Given that it was not immediately popular, why do you think Carmen has become such a beloved and enduring opera?

Great tunes, great story, and fascinating characters. The musical numbers have been incorporated into every area of life since the 1875 premiere – from gondoliers on canals to advertisements for pretty much anything, and also dozens of pop tunes. That has to say something for its impact and staying power. Plus, Carmen is a story all of us can relate to: An outsider to society against whom circumstance is working harshly but who does everything in her power to build herself a better life. Had the snobs of Parisian society (who decided it was a disaster and wanted it forgotten) had their way, Carmen would have disappeared due to its working-class leading lady and her suspicious lifestyle (to a morally tight public). The fact that so many of those condemning this story were involved in numerous scandals and disgraces is the perfect answer to why the fight against hypocrisy is a great charger of art in general.

 

How can the story resonate with modern audiences? 

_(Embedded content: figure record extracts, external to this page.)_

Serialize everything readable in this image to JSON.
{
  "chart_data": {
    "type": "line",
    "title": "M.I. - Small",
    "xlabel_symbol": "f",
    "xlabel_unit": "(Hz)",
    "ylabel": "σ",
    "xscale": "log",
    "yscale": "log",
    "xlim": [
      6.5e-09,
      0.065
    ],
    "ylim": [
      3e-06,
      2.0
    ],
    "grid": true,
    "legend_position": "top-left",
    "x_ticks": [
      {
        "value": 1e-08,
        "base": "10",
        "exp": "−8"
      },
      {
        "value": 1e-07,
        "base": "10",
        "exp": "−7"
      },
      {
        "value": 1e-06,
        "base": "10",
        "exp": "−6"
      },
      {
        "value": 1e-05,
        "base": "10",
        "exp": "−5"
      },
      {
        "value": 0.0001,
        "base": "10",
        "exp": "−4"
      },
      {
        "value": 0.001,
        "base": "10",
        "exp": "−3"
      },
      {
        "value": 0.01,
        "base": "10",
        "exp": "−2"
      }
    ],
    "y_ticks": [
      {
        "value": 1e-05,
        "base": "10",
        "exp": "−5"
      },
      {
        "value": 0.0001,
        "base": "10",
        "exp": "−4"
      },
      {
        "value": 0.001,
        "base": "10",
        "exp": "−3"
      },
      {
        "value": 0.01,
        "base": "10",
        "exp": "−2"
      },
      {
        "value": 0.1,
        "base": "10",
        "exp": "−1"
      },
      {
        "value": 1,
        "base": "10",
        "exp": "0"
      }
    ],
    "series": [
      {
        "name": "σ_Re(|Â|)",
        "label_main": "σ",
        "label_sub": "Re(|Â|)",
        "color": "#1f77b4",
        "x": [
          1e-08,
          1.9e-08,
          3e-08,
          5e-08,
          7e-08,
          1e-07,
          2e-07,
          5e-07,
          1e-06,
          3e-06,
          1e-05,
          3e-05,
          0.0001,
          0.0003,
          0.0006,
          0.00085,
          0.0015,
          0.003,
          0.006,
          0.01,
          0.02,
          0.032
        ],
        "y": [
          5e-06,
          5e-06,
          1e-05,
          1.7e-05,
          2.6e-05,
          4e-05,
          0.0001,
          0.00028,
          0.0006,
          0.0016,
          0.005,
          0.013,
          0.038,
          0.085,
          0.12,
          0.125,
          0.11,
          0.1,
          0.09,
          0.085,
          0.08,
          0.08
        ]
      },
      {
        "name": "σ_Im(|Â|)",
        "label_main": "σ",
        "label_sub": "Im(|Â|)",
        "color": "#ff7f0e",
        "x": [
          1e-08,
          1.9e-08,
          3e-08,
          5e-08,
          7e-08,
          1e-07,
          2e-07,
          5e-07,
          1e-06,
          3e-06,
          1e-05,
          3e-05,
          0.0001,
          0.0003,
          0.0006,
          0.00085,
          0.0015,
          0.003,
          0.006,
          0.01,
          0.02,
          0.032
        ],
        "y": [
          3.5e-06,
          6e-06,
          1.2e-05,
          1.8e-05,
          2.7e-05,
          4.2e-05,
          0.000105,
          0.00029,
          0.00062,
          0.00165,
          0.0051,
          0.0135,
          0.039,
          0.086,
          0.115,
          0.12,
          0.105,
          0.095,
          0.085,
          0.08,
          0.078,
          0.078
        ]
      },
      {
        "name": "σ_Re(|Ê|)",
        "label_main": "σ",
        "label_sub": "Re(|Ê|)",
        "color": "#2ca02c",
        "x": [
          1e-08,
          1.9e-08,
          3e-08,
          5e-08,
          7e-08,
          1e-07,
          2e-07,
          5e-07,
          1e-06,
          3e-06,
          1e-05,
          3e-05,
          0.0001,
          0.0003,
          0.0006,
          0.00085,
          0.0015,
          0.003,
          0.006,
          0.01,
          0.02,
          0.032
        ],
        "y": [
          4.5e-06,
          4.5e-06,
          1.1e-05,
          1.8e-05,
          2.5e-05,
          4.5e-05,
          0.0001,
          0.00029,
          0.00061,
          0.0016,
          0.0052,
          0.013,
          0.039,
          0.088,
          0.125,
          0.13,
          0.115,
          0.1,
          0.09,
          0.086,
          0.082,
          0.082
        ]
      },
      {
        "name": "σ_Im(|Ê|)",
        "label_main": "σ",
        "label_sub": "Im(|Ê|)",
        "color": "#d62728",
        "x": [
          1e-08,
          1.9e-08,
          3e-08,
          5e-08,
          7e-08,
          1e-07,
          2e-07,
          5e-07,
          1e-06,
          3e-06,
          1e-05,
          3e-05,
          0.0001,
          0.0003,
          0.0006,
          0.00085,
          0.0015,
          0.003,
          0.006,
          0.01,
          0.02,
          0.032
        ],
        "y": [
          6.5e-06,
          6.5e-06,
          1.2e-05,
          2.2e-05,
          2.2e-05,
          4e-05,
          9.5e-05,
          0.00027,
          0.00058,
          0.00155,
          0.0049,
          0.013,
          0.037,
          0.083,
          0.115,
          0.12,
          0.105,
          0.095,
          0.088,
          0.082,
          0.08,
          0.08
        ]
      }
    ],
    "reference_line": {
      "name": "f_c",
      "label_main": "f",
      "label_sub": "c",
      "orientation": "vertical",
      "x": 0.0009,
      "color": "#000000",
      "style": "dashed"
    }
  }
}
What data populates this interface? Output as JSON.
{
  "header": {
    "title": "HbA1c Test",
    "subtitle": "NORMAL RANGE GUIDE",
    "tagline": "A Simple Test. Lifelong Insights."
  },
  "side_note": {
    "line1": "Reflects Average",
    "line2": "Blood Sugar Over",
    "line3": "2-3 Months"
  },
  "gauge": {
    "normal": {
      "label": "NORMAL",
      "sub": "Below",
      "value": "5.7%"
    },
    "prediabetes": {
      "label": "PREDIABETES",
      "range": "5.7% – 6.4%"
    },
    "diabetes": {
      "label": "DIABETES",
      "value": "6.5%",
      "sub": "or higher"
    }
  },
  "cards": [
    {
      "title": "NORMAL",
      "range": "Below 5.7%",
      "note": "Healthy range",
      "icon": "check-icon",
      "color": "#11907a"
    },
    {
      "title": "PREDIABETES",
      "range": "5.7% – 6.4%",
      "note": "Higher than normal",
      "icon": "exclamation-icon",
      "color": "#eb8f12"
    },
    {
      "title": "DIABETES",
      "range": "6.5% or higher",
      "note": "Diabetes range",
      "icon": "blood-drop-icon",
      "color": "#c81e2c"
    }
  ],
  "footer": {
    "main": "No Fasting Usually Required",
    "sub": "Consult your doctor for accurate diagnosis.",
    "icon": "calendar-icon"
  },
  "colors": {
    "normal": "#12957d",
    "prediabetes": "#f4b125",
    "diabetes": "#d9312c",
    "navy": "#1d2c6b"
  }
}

Our own society is replete with stories of people on the fringes of society or the inner circle who have been told they can never “get in” due to their age, race, sex, creed, or whichever restrictions we put on things. From actors trying to get into a Hollywood career and facing sexism to women meeting the glass ceiling of the corporate world and feeling jammed and limited while others soar above. Carmen encases all of those stories in its allegory of breaking the mold and trying to break free as your own person.

Set design by Gary McCann

When and where is your production set?

Ours is set in the late 1950s in a non-specific Hispanic place similar to Havana, Miami, or Seville itself.

 

What was the inspiration behind the setting, and how does that setting and design affect the story of Carmen?

We were very much looking for a time and place that was both distant enough in history and close enough for a modern audience to relate to. Somewhere for the story to fold out and have those watching it feel they recognize the characters and actions. If we followed the French censors of 1875 and did a “cleaned up” version they insisted upon, it might feel too far away to an audience used to watching movies and HBO, etc. Most people will have seen West Side Story or "The Sopranos," so we are hoping that a setting closer to our own times might give a more immediate feel to telling the story. The late 1950s was an interesting era of conservatism which targeted women in society in a very patronizing and sexist way and it took nearly a decade for a social and sexual revolution in the ‘60s to begin to address women’s emancipation. Bizet was perhaps ahead of his time in writing a story of a societal outsider and I feel the end of the ‘50s reflects that best for a modern audience, where we have so much on film and record. Maybe it’s because I’m middle aged now…?

 

What moments in the opera are you most looking forward to bringing to the stage?

This is a very hard question! There are so many iconic moments in Carmen that it’s almost impossible to select a favorite. I think my main aim to is create a show that feels like it runs like a movie – very much in a way what Bizet was trying to do in his attempt at what we now know as “verismo,” or realism. We have a pretty fantastic young cast, so I am particularly looking forward to creating and developing characters with them. This generation, like all others before them, must be given the chance to play and interpret what have become classic stories in their own way – a unique way for them and for their contemporaries. There is no single way of playing any of the characters in Carmen, there is only exploring and expressing them through your own society and experience. This generation of singers is the future, we must help them in every way we can.